The productivity benefits of ESS technology, has been the subject of several authorative papers, with growing body of anecdotal evidence now in the public domain quantifying productivity gains achieved compared with other wells employing variety of other sand control techniques, particularly in open-hole environments.
The drive for maximum well productivity compels many operators to consider openhole completion strategies. However, this has often not been possible through inability to achieve effective zonal isolation. Though ESS has been interfaced successfully with available annular barrier technologies to satisfy this goal in cased hole, technical limitations have constrained use in open hole.
This paper documents therefore an 18-month expandable technology research and development effort that has culminated in the introduction of a wholly new multi-zone Expandable Reservoir Completion (ERC) architecture, where selective isolation or production provides advantage.
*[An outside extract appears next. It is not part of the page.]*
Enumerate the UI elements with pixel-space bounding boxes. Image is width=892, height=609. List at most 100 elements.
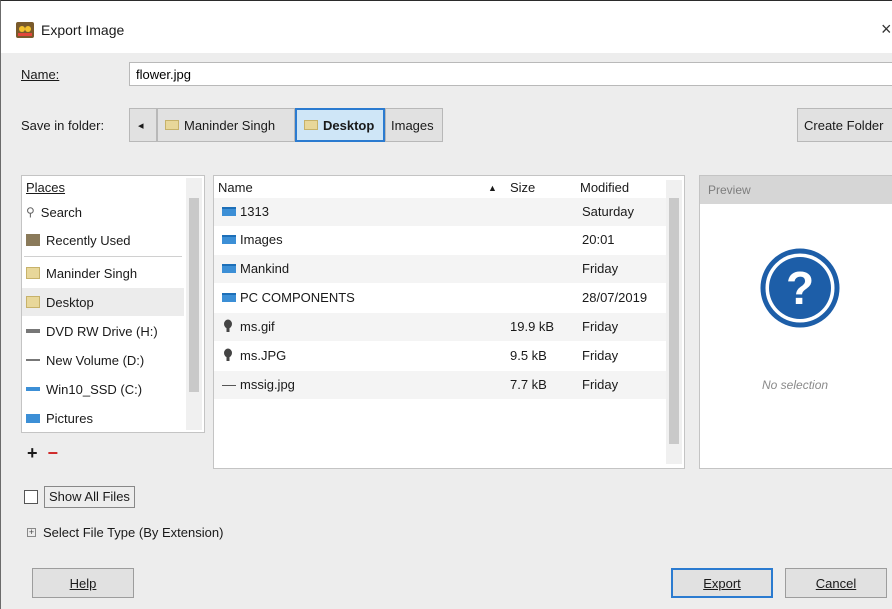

This next generation ERC system combines slotted and solid expandable technology to deliver a reservoir completion with a combination of openhole production performance and casedhole functionality. Early results from initial ERC installations are showcased to illustrate system potential.
Introduction
In recent years there had been few radical developments in the sand control arena. When the first ESS was launched in 1999 it was not only a radical departure from convention, it introduced the concept of direct screen contact as a means of overcoming the limitations of SAS and complexities surrounding open hole gravel packs (OHGP). The design premise was that a compliantly expanded filter that could eliminate the screen-to-wellbore annulus would promote rapid formation stabilization and minimize the movement of sand particles around the screen under production conditions, resulting in reduced erosion and screen plugging. In so doing, and with the large directly exposed filter surface minimising pressure drop in the screen, both productivity and reliability would also be boosted1. The role of the reduction in the annular gap in increasing completion reliability has been discussed in Helland et al2
ESS was initially aimed specifically at openhole applications, with features such as large exposed filter area and variable ESS borehole contact (becoming known as compliant expansion) included to provide gravel pack functionality with the operational simplicity of a stand-alone screen. However, the applications envelope has over time extended to encompass cased-hole environments as a replacement for cased hole gravel packs (CHGP) and cased hole frac-packs (CHFP).